Fake Trademark Invoices on WhatsApp
Scammers message businesses on WhatsApp with urgent trademark renewal or protection demands, charging inflated fees for unnecessary or non-existent services.
Part of: Fake Trademark & IP Invoices
Last reviewed: 1 June 2026
Fake trademark invoice scams can arrive over WhatsApp, where a message claiming the company's trademark must be renewed or protected can prompt a hasty payment. The informal channel strips away the official cues a business would expect from a genuine intellectual property authority.
Because the message can quote the company's real trademark, drawn from public registers, it can seem authoritative. The scam relies on the recipient's unfamiliarity with trademark procedures to charge a fee for a service that is unofficial or unnecessary.
How this scam works on WhatsApp
The business receives a WhatsApp message claiming to represent a trademark authority or protection service, asserting that the mark must be renewed, defended, or registered elsewhere. Real trademark details are cited to build credibility.

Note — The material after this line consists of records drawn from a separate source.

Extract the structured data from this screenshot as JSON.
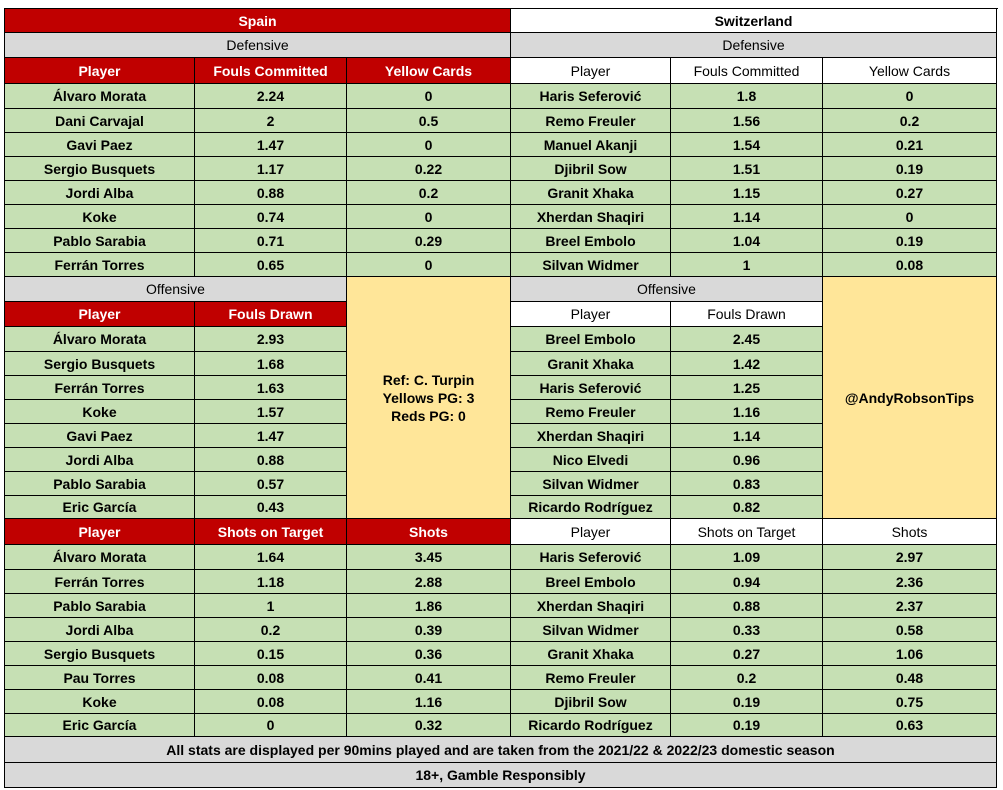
{
  "footer": {
    "note": "All stats are displayed per 90mins played and are taken from the 2021/22 & 2022/23 domestic season",
    "disclaimer": "18+, Gamble Responsibly"
  },
  "spain": {
    "team": "Spain",
    "defensive_title": "Defensive",
    "defensive_headers": [
      "Player",
      "Fouls Committed",
      "Yellow Cards"
    ],
    "defensive_rows": [
      [
        "Álvaro Morata",
        "2.24",
        "0"
      ],
      [
        "Dani Carvajal",
        "2",
        "0.5"
      ],
      [
        "Gavi Paez",
        "1.47",
        "0"
      ],
      [
        "Sergio Busquets",
        "1.17",
        "0.22"
      ],
      [
        "Jordi Alba",
        "0.88",
        "0.2"
      ],
      [
        "Koke",
        "0.74",
        "0"
      ],
      [
        "Pablo Sarabia",
        "0.71",
        "0.29"
      ],
      [
        "Ferrán Torres",
        "0.65",
        "0"
      ]
    ],
    "offensive_title": "Offensive",
    "offensive_headers": [
      "Player",
      "Fouls Drawn"
    ],
    "offensive_rows": [
      [
        "Álvaro Morata",
        "2.93"
      ],
      [
        "Sergio Busquets",
        "1.68"
      ],
      [
        "Ferrán Torres",
        "1.63"
      ],
      [
        "Koke",
        "1.57"
      ],
      [
        "Gavi Paez",
        "1.47"
      ],
      [
        "Jordi Alba",
        "0.88"
      ],
      [
        "Pablo Sarabia",
        "0.57"
      ],
      [
        "Eric García",
        "0.43"
      ]
    ],
    "shots_headers": [
      "Player",
      "Shots on Target",
      "Shots"
    ],
    "shots_rows": [
      [
        "Álvaro Morata",
        "1.64",
        "3.45"
      ],
      [
        "Ferrán Torres",
        "1.18",
        "2.88"
      ],
      [
        "Pablo Sarabia",
        "1",
        "1.86"
      ],
      [
        "Jordi Alba",
        "0.2",
        "0.39"
      ],
      [
        "Sergio Busquets",
        "0.15",
        "0.36"
      ],
      [
        "Pau Torres",
        "0.08",
        "0.41"
      ],
      [
        "Koke",
        "0.08",
        "1.16"
      ],
      [
        "Eric García",
        "0",
        "0.32"
      ]
    ]
  },
  "switzerland": {
    "team": "Switzerland",
    "defensive_title": "Defensive",
    "defensive_headers": [
      "Player",
      "Fouls Committed",
      "Yellow Cards"
    ],
    "defensive_rows": [
      [
        "Haris Seferović",
        "1.8",
        "0"
      ],
      [
        "Remo Freuler",
        "1.56",
        "0.2"
      ],
      [
        "Manuel Akanji",
        "1.54",
        "0.21"
      ],
      [
        "Djibril Sow",
        "1.51",
        "0.19"
      ],
      [
        "Granit Xhaka",
        "1.15",
        "0.27"
      ],
      [
        "Xherdan Shaqiri",
        "1.14",
        "0"
      ],
      [
        "Breel Embolo",
        "1.04",
        "0.19"
      ],
      [
        "Silvan Widmer",
        "1",
        "0.08"
      ]
    ],
    "offensive_title": "Offensive",
    "offensive_headers": [
      "Player",
      "Fouls Drawn"
    ],
    "offensive_rows": [
      [
        "Breel Embolo",
        "2.45"
      ],
      [
        "Granit Xhaka",
        "1.42"
      ],
      [
        "Haris Seferović",
        "1.25"
      ],
      [
        "Remo Freuler",
        "1.16"
      ],
      [
        "Xherdan Shaqiri",
        "1.14"
      ],
      [
        "Nico Elvedi",
        "0.96"
      ],
      [
        "Silvan Widmer",
        "0.83"
      ],
      [
        "Ricardo Rodríguez",
        "0.82"
      ]
    ],
    "shots_headers": [
      "Player",
      "Shots on Target",
      "Shots"
    ],
    "shots_rows": [
      [
        "Haris Seferović",
        "1.09",
        "2.97"
      ],
      [
        "Breel Embolo",
        "0.94",
        "2.36"
      ],
      [
        "Xherdan Shaqiri",
        "0.88",
        "2.37"
      ],
      [
        "Silvan Widmer",
        "0.33",
        "0.58"
      ],
      [
        "Granit Xhaka",
        "0.27",
        "1.06"
      ],
      [
        "Remo Freuler",
        "0.2",
        "0.48"
      ],
      [
        "Djibril Sow",
        "0.19",
        "0.75"
      ],
      [
        "Ricardo Rodríguez",
        "0.19",
        "0.63"
      ]
    ]
  },
  "referee": {
    "line1": "Ref: C. Turpin",
    "line2": "Yellows PG: 3",
    "line3": "Reds PG: 0"
  },
  "social": {
    "handle": "@AndyRobsonTips"
  },
  "colors": {
    "spain_header": "#c00000",
    "data_cell": "#c6e0b4",
    "section_bar": "#d9d9d9",
    "info_box": "#ffe699"
  }
}
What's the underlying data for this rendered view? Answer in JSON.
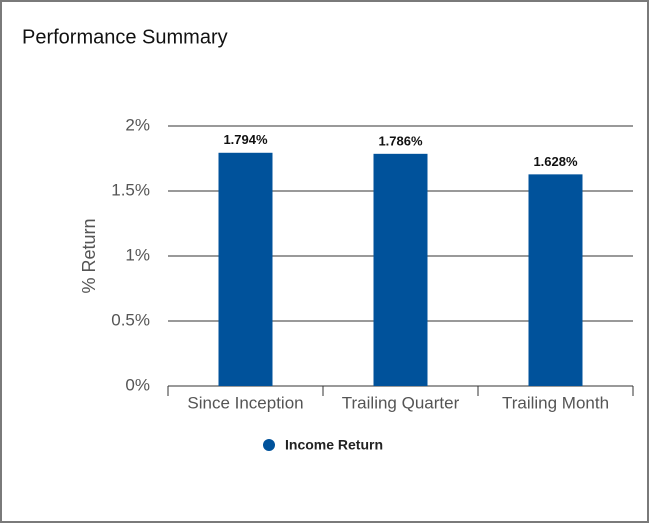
{
  "chart_data": {
    "type": "bar",
    "title": "Performance Summary",
    "y_label": "% Return",
    "categories": [
      "Since Inception",
      "Trailing Quarter",
      "Trailing Month"
    ],
    "series": [
      {
        "name": "Income Return",
        "color": "#00529b",
        "values": [
          1.794,
          1.786,
          1.628
        ],
        "value_labels": [
          "1.794%",
          "1.786%",
          "1.628%"
        ]
      }
    ],
    "ylim": [
      0,
      2
    ],
    "yticks": [
      {
        "value": 0,
        "label": "0%"
      },
      {
        "value": 0.5,
        "label": "0.5%"
      },
      {
        "value": 1,
        "label": "1%"
      },
      {
        "value": 1.5,
        "label": "1.5%"
      },
      {
        "value": 2,
        "label": "2%"
      }
    ],
    "grid": true
  }
}
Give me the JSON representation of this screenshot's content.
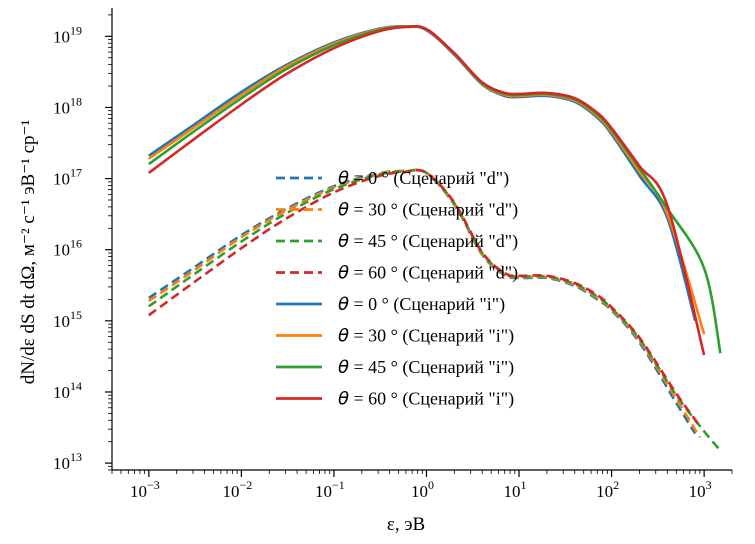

The sender presents an urgent deadline and provides payment details or a link, often at an inflated fee or for a service that is not official or needed. The chat format pressures prompt payment and discourages verification.
If the business pays, the money funds the operator for a needless service while the genuine trademark position is unaffected. The number can be discarded, leaving little route to recovery.
Common red flags
- A WhatsApp message claiming your trademark is urgently at risk
- Use of your real trademark details from public registers
- Payment details or a link sent directly in chat
- A fee higher than any official charge for the service
- An emphasised deadline pressuring immediate payment
- Official-sounding names implying government authority
How to protect yourself
- Verify any trademark notice with your national IP office directly
- Consult your trademark attorney or agent if you use one
- Compare quoted fees against the official body's published charges
- Treat private register or directory offers as usually unnecessary
- Do not pay based on a chat deadline before confirming the notice
- Keep a record of your genuine renewal dates and representatives
How to report it
- Report the number using WhatsApp's in-app reporting tools
- Report the message to your national intellectual property office
- Notify your bank if a payment was made
Frequently asked questions
A WhatsApp message says our trademark needs urgent renewal. Is it official?
Probably not. Trademark data is public, so scammers can quote your mark to look official, and authorities rarely demand urgent payment over chat. Verify with your national IP office or trademark attorney before paying.